The number of integral values of m, for which the x-coordinate of the point of intersection of the line 3x+4y=9 and y=mx+1 is also an integer, is.
A.2
B.0
C.4
D.1

Answer 1

Hint: Solve both the equations to get the x-coordinate of the point of intersection in terms of m. Now using the relation you get, try to apply the constraints on m, including the ones given in the question and figure out the required values of m.

Complete step-by-step answer:
Let us start the question by finding the point of intersection of the lines given in the question. The equations of lines given in the question are:
3x+4y=9………………(i)
y=mx+1………………(ii)
So, if we substitute the value of y in terms of x, from equation (ii) in equation (i), we get
 3x+4y=9
\[~3x+4\left( mx+1 \right)=9\]
\[~\Rightarrow 3x+4mx+4=9\]
\[~\Rightarrow \left( 3+4m \right)x=5\]
\[~\Rightarrow x=\dfrac{5}{3+4m}\]
Now as it is given that x-coordinate must be an integer, so \[~\dfrac{5}{3+4m}\] must be an integer.
Therefore, the possible values of 3+4m are 1, -1, 5 and -5.
For 3+4m to be equal to 1, m must be equal to minus half, which is not an integer. Also, for 3+4m to be equal to 5, m must be 2, which is also not a possible case.
However, for 3+4m to be equal to -1 and -5 the values of m must be -1 and -2 respectively which are possible.
So, we can conclude that there are two integral values of m, for which the x-coordinate of the point of intersection of the line 3x+4y=9 and y=mx+1 is also an integer. Hence, the answer to the above question is option (A).
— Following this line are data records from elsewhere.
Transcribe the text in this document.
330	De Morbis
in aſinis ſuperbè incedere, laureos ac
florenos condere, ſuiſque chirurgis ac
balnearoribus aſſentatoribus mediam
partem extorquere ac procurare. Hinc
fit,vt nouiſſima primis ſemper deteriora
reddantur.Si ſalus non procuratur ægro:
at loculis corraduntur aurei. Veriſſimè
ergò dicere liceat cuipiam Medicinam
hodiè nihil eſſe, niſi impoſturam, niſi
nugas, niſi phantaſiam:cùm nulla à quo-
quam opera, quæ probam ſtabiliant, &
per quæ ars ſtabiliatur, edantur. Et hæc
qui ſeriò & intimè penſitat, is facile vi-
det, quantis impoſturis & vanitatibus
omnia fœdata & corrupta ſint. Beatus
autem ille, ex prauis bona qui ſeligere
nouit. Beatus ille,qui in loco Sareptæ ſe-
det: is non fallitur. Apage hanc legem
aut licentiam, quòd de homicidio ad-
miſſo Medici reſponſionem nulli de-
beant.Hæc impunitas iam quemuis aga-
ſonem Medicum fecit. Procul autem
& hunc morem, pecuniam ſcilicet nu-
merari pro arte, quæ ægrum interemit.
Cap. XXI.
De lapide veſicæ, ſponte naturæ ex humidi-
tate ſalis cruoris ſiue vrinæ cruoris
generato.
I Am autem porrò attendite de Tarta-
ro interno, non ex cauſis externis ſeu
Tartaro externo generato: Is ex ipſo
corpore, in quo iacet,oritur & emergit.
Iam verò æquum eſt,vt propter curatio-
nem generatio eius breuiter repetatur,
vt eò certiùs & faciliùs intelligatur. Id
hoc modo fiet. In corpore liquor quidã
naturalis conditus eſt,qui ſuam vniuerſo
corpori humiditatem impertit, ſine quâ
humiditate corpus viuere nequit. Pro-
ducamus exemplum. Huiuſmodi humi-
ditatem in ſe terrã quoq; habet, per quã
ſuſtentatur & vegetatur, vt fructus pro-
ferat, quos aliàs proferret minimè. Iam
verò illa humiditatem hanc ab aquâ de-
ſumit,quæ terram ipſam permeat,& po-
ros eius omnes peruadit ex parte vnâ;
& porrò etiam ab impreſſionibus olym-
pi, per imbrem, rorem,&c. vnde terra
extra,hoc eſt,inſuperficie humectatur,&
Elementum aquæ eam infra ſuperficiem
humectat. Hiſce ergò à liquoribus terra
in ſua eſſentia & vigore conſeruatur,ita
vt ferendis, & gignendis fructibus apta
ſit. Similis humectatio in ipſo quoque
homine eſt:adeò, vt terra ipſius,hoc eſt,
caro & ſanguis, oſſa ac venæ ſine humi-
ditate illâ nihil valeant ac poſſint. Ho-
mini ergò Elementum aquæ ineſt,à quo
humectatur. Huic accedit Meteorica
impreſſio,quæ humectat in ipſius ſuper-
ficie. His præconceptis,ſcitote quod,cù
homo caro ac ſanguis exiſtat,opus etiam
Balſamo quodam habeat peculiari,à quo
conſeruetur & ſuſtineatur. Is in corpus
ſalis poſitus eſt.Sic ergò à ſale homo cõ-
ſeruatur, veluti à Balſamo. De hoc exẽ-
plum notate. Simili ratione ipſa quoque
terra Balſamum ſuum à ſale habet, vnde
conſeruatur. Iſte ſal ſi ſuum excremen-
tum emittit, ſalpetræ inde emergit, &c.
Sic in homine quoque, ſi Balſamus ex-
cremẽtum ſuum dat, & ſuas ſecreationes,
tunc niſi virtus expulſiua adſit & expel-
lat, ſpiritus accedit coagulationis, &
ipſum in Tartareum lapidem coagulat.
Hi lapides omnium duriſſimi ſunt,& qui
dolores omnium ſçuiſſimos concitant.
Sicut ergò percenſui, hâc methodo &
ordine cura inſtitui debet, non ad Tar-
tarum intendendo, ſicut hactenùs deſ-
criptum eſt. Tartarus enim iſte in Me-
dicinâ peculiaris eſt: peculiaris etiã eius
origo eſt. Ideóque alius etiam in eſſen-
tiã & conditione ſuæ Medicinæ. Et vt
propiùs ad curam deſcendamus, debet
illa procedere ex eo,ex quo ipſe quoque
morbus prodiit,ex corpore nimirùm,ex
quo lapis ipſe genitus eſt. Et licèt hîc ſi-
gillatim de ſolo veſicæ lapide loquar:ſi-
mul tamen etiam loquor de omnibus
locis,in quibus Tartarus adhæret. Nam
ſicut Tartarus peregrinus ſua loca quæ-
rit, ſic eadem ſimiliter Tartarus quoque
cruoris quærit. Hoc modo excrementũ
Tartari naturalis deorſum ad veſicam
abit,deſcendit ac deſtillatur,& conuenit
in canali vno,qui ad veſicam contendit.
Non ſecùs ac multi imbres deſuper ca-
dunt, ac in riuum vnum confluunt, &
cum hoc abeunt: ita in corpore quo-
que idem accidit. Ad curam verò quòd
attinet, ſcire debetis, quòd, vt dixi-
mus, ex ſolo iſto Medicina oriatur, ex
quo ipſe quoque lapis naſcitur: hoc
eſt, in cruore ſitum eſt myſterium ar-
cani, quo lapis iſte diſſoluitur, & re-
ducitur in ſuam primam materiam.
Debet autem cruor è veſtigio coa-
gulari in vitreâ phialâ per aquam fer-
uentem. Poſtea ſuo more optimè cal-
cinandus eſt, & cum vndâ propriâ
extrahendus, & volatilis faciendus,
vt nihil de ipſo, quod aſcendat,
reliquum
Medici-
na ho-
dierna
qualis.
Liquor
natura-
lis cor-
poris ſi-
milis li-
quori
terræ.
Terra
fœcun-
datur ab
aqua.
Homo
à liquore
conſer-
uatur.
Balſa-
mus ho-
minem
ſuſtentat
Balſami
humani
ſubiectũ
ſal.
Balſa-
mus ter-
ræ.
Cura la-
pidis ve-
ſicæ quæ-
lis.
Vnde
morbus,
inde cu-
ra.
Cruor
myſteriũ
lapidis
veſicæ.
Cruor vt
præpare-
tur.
Note: Generally, in such questions where you are asked about the integral values, you generally have to reach the final answer through logic and statements as we did in the above question. There is no mathematical operation which will give you a direct answer. Also, try to keep the resultant expressions as clean and elaborative as possible, as they are the only ways of finding the constraints related to the asked values.